Gubernur DKI Jakarta, Pramono Anung mengatakan, koordinasi dan pendampingan KPK harus dilakukan jajaran Balai Kota hingga organisasi perangkat daerah (OPD), khususnya dalam pelaksanaan program strategis yang menggunakan APBD.
Hal itu disampaikan Pramono dalam Kampanye Antikorupsi bertajuk “Semangat Antikorupsi Menuju 5 Abad Kota Global, Jaga Jakarta Jaga Integritas” di kawasan Car Free Day (CFD) Sudirman, Jakarta, Minggu (16/8/2026).

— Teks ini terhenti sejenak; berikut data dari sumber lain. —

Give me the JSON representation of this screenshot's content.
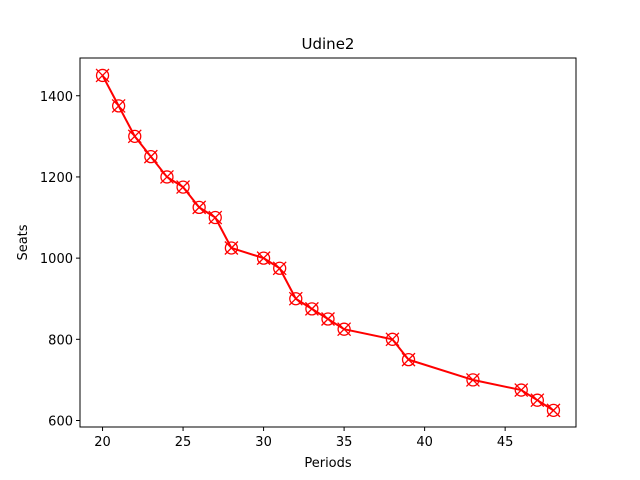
{
  "chart_data": {
    "type": "line",
    "title": "Udine2",
    "xlabel": "Periods",
    "ylabel": "Seats",
    "xlim": [
      18.6,
      49.4
    ],
    "ylim": [
      584,
      1493
    ],
    "x_ticks": [
      20,
      25,
      30,
      35,
      40,
      45
    ],
    "y_ticks": [
      600,
      800,
      1000,
      1200,
      1400
    ],
    "grid": false,
    "legend": "none",
    "series": [
      {
        "color": "#ff0000",
        "marker": "circle-x",
        "x": [
          20,
          21,
          22,
          23,
          24,
          25,
          26,
          27,
          28,
          30,
          31,
          32,
          33,
          34,
          35,
          38,
          39,
          43,
          46,
          47,
          48
        ],
        "y": [
          1450,
          1375,
          1300,
          1250,
          1200,
          1175,
          1125,
          1100,
          1025,
          1000,
          975,
          900,
          875,
          850,
          825,
          800,
          750,
          700,
          675,
          650,
          625
        ]
      }
    ]
  }
}
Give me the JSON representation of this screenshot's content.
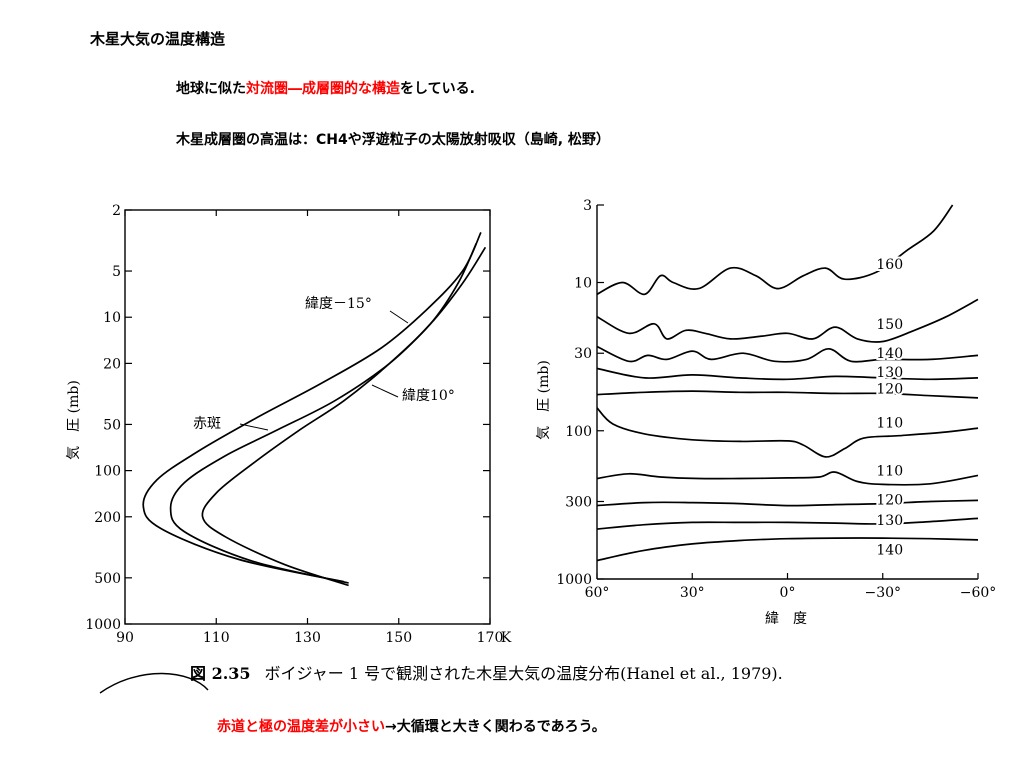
{
  "page": {
    "title": "木星大気の温度構造",
    "line1_pre": "地球に似た",
    "line1_red": "対流圏―成層圏的な構造",
    "line1_post": "をしている.",
    "line2": "木星成層圏の高温は：CH4や浮遊粒子の太陽放射吸収（島崎, 松野）",
    "caption_num": "図 2.35",
    "caption_text": "ボイジャー 1 号で観測された木星大気の温度分布(Hanel et al., 1979).",
    "bottom_red": "赤道と極の温度差が小さい",
    "bottom_post": "→大循環と大きく関わるであろう。"
  },
  "chart_data": [
    {
      "type": "line",
      "ylabel": "気　圧 (mb)",
      "xlabel": "",
      "x_unit": "K",
      "xlim": [
        90,
        170
      ],
      "ylim": [
        1000,
        2
      ],
      "y_scale": "log",
      "x_ticks": [
        "90",
        "110",
        "130",
        "150",
        "170"
      ],
      "y_ticks": [
        "2",
        "5",
        "10",
        "20",
        "50",
        "100",
        "200",
        "500",
        "1000"
      ],
      "series": [
        {
          "name": "緯度−15°",
          "label": "緯度－15°",
          "points": [
            [
              139,
              560
            ],
            [
              125,
              410
            ],
            [
              112,
              270
            ],
            [
              107,
              200
            ],
            [
              110,
              140
            ],
            [
              118,
              90
            ],
            [
              128,
              55
            ],
            [
              138,
              35
            ],
            [
              148,
              20
            ],
            [
              157,
              11
            ],
            [
              163,
              6
            ],
            [
              167,
              3.3
            ]
          ]
        },
        {
          "name": "緯度10°",
          "label": "緯度10°",
          "points": [
            [
              139,
              540
            ],
            [
              118,
              390
            ],
            [
              103,
              250
            ],
            [
              100,
              175
            ],
            [
              103,
              120
            ],
            [
              112,
              80
            ],
            [
              123,
              55
            ],
            [
              136,
              35
            ],
            [
              148,
              20
            ],
            [
              157,
              11
            ],
            [
              164,
              6
            ],
            [
              169,
              3.5
            ]
          ]
        },
        {
          "name": "赤斑",
          "label": "赤斑",
          "points": [
            [
              138,
              530
            ],
            [
              115,
              380
            ],
            [
              98,
              240
            ],
            [
              94,
              170
            ],
            [
              97,
              115
            ],
            [
              106,
              75
            ],
            [
              119,
              45
            ],
            [
              133,
              27
            ],
            [
              146,
              16
            ],
            [
              156,
              9
            ],
            [
              164,
              5
            ],
            [
              168,
              2.8
            ]
          ]
        }
      ]
    },
    {
      "type": "line",
      "ylabel": "気　圧 (mb)",
      "xlabel": "緯　度",
      "xlim": [
        60,
        -60
      ],
      "ylim": [
        1000,
        3
      ],
      "y_scale": "log",
      "x_ticks": [
        "60°",
        "30°",
        "0°",
        "−30°",
        "−60°"
      ],
      "y_ticks": [
        "3",
        "10",
        "30",
        "100",
        "300",
        "1000"
      ],
      "series": [
        {
          "name": "160",
          "points": [
            [
              60,
              12
            ],
            [
              52,
              10
            ],
            [
              45,
              12
            ],
            [
              40,
              9
            ],
            [
              36,
              10
            ],
            [
              28,
              11
            ],
            [
              18,
              8
            ],
            [
              10,
              9
            ],
            [
              3,
              11
            ],
            [
              -5,
              9
            ],
            [
              -12,
              8
            ],
            [
              -18,
              9.5
            ],
            [
              -28,
              8.5
            ],
            [
              -38,
              6
            ],
            [
              -46,
              4.5
            ],
            [
              -52,
              3
            ]
          ]
        },
        {
          "name": "150",
          "points": [
            [
              60,
              17
            ],
            [
              50,
              22
            ],
            [
              42,
              19
            ],
            [
              38,
              24
            ],
            [
              32,
              21
            ],
            [
              26,
              22
            ],
            [
              18,
              24
            ],
            [
              8,
              23
            ],
            [
              0,
              22
            ],
            [
              -8,
              24
            ],
            [
              -15,
              20
            ],
            [
              -22,
              24
            ],
            [
              -30,
              25
            ],
            [
              -40,
              21
            ],
            [
              -50,
              17
            ],
            [
              -60,
              13
            ]
          ]
        },
        {
          "name": "140",
          "points": [
            [
              60,
              27
            ],
            [
              50,
              34
            ],
            [
              44,
              31
            ],
            [
              38,
              33
            ],
            [
              30,
              29
            ],
            [
              24,
              33
            ],
            [
              14,
              30
            ],
            [
              4,
              34
            ],
            [
              -6,
              33
            ],
            [
              -13,
              28
            ],
            [
              -20,
              34
            ],
            [
              -30,
              33
            ],
            [
              -45,
              33
            ],
            [
              -60,
              31
            ]
          ]
        },
        {
          "name": "130",
          "points": [
            [
              60,
              38
            ],
            [
              45,
              44
            ],
            [
              30,
              42
            ],
            [
              15,
              44
            ],
            [
              0,
              45
            ],
            [
              -15,
              43
            ],
            [
              -30,
              44
            ],
            [
              -45,
              45
            ],
            [
              -60,
              44
            ]
          ]
        },
        {
          "name": "120",
          "points": [
            [
              60,
              57
            ],
            [
              45,
              55
            ],
            [
              30,
              54
            ],
            [
              15,
              55
            ],
            [
              0,
              55
            ],
            [
              -15,
              56
            ],
            [
              -30,
              56
            ],
            [
              -45,
              58
            ],
            [
              -60,
              60
            ]
          ]
        },
        {
          "name": "110",
          "points": [
            [
              60,
              70
            ],
            [
              55,
              90
            ],
            [
              45,
              105
            ],
            [
              30,
              115
            ],
            [
              15,
              118
            ],
            [
              0,
              117
            ],
            [
              -5,
              125
            ],
            [
              -12,
              150
            ],
            [
              -18,
              132
            ],
            [
              -24,
              112
            ],
            [
              -35,
              108
            ],
            [
              -50,
              102
            ],
            [
              -60,
              96
            ]
          ]
        },
        {
          "name": "110",
          "points": [
            [
              60,
              210
            ],
            [
              50,
              195
            ],
            [
              40,
              205
            ],
            [
              28,
              210
            ],
            [
              15,
              210
            ],
            [
              0,
              208
            ],
            [
              -10,
              205
            ],
            [
              -15,
              190
            ],
            [
              -22,
              220
            ],
            [
              -30,
              230
            ],
            [
              -45,
              228
            ],
            [
              -60,
              200
            ]
          ]
        },
        {
          "name": "120",
          "points": [
            [
              60,
              320
            ],
            [
              45,
              305
            ],
            [
              30,
              305
            ],
            [
              15,
              310
            ],
            [
              0,
              320
            ],
            [
              -15,
              315
            ],
            [
              -30,
              310
            ],
            [
              -45,
              300
            ],
            [
              -60,
              295
            ]
          ]
        },
        {
          "name": "130",
          "points": [
            [
              60,
              460
            ],
            [
              45,
              430
            ],
            [
              30,
              415
            ],
            [
              15,
              415
            ],
            [
              0,
              415
            ],
            [
              -15,
              420
            ],
            [
              -30,
              425
            ],
            [
              -45,
              410
            ],
            [
              -60,
              390
            ]
          ]
        },
        {
          "name": "140",
          "points": [
            [
              60,
              750
            ],
            [
              45,
              640
            ],
            [
              30,
              580
            ],
            [
              15,
              550
            ],
            [
              0,
              535
            ],
            [
              -15,
              530
            ],
            [
              -30,
              530
            ],
            [
              -45,
              535
            ],
            [
              -60,
              545
            ]
          ]
        }
      ]
    }
  ]
}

“Sebagai Gubernur Jakarta, saya selalu meminta kepada seluruh jajaran Balai Kota dalam setiap kegiatan yang berisiko dan bernilai untuk selalu melakukan koordinasi dan pendampingan dengan KPK,” kata Pramono.
Sementara itu, Wakil Ketua KPK, Johanis Tanak memastikan lembaga antirasuah siap mengawal proyek pembangunan di Jakarta, baik fisik maupun nonfisik.